Pendant un certain moment de lecture, je me suis demandé qu’est-ce que McMurphy faisait dans ce décor, me disant qu’il était loin d’être fou. Mais j’ai compris assez vite que, révolté par la docilité de ses compagnons à l’égard de l’infirmière, qui est une véritable peau de vache, McMurphy s’est engagé dans une lutte qui devient graduellement implacable et dramatique :

*…eh bien, j’ai été étonné de constater à quel point vous êtes sains d’esprit, tous autant que vous êtes.
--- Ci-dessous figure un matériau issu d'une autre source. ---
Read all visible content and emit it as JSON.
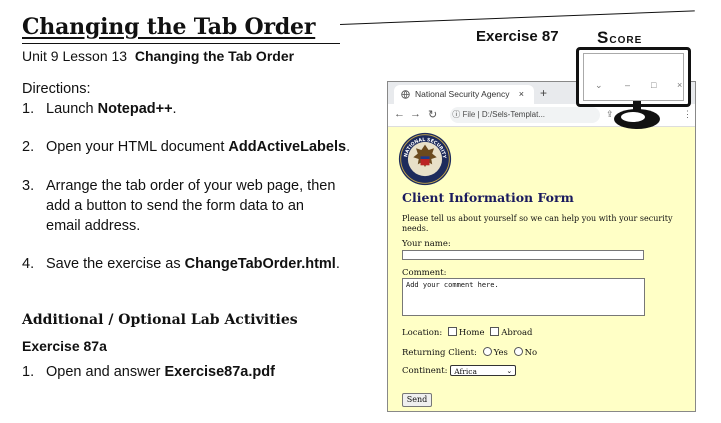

Pour autant que je puisse en juger, vous n’êtes pas plus fous que le trou-du-cul moyen qui se balade en liberté.*(Extrait)

Dès lors, le récit se concentre sur un impitoyable jeu de pouvoir qui retiendra définitivement l’attention du lecteur allant jusqu’à prendre une très intéressante valeur de symbole révélatrice de la vie actuelle : d’un côté la répression et la coercition et de l’autre, un appel à la tolérance, à l’ouverture d’esprit et à la liberté.

Autre fait intéressant et magnifiquement mis en mots dans le récit de Kesey, l’agitateur devient, aux yeux de ses pairs, un héros…une solution au conformisme crasse qui caractérisait la société des années 60 en général et les institutions psychiatriques américaines en particulier:

*Il était un géant descendu du ciel pour nous libérer du système qui ligotait le monde de son réseau de fils électriques et de cristaux, un être de trop d’envergure pour se soucier de mesquines questions d’intérêt.*(extrait)

Le récit est narré par un vieil indien, un géant qui fait semblant d’être sourd depuis son arrivée à l’asile il y a des années. Tout comme le lecteur, l’indien est témoin et raconte les tentatives habiles de McMurphy pour donner aux pensionnaires de l’asile de la personnalité, une raison de vivre, de se battre.

VOL AU-DESSUS D’UN NID DE COUCOU est un livre en quatre parties. Il n’y a pas de chapitres, pas de temps mort, peu de diversions. C’est un crescendo de révolte et de frustrations. Le livre m’a fait vibrer et passer par toute une gamme d’émotions.

Tantôt j’étais choqué et triste, tantôt fasciné et admiratif. Ce fût pour moi un moment de lecture intense et touchant…le temps s’est arrêté, effet d’une plume habile et sans compromis qui ne laisse pas indifférent.

Je vous recommande la lecture de VOL AU-DESSUS d’un nid de coucou. Une œuvre de premier plan…une grande lecture…

Ken Kesey (1935-2001) était un écrivain américain natif du Colorado. Il s’est prêté à des expérimentations de drogues entraînant temporairement des états de psychose. Continuellement sous acide, Kesey est embauché dans un hôpital. C’est de cette étrange expérience que naîtra son premier roman : VOL AU-DESSUS D’UN NID DE COUCOU, un succès immédiat qui sera adapté au cinéma par Milos Forman. D’autres titres à succès suivront dont SOMETIMES A GREAT NATION, adapté au cinéma en 1963 sous le titre : LE CLAN DES IRRÉDUCTIBLES.

VOL AU-DESSUS D’UN NID DE COUCOU AU CINÉMA
Le livre de Ken Kesey a été adapté au cinéma par Michael Forman. Le film est sorti en 1976 et a fait époque avec 15 prix et 5 nominations.
Le film met en vedette Jack Nicholson

Et Louise Fletcher…la redoutable infirmière

La presse a salué ce film. Le journaliste Jacques Doyon écrivit, peu après la sortie du film en 1976 : *Voilà un film qui est grand parce que fait à l’intérieur d’un système, il nous atteint et nous transforme*.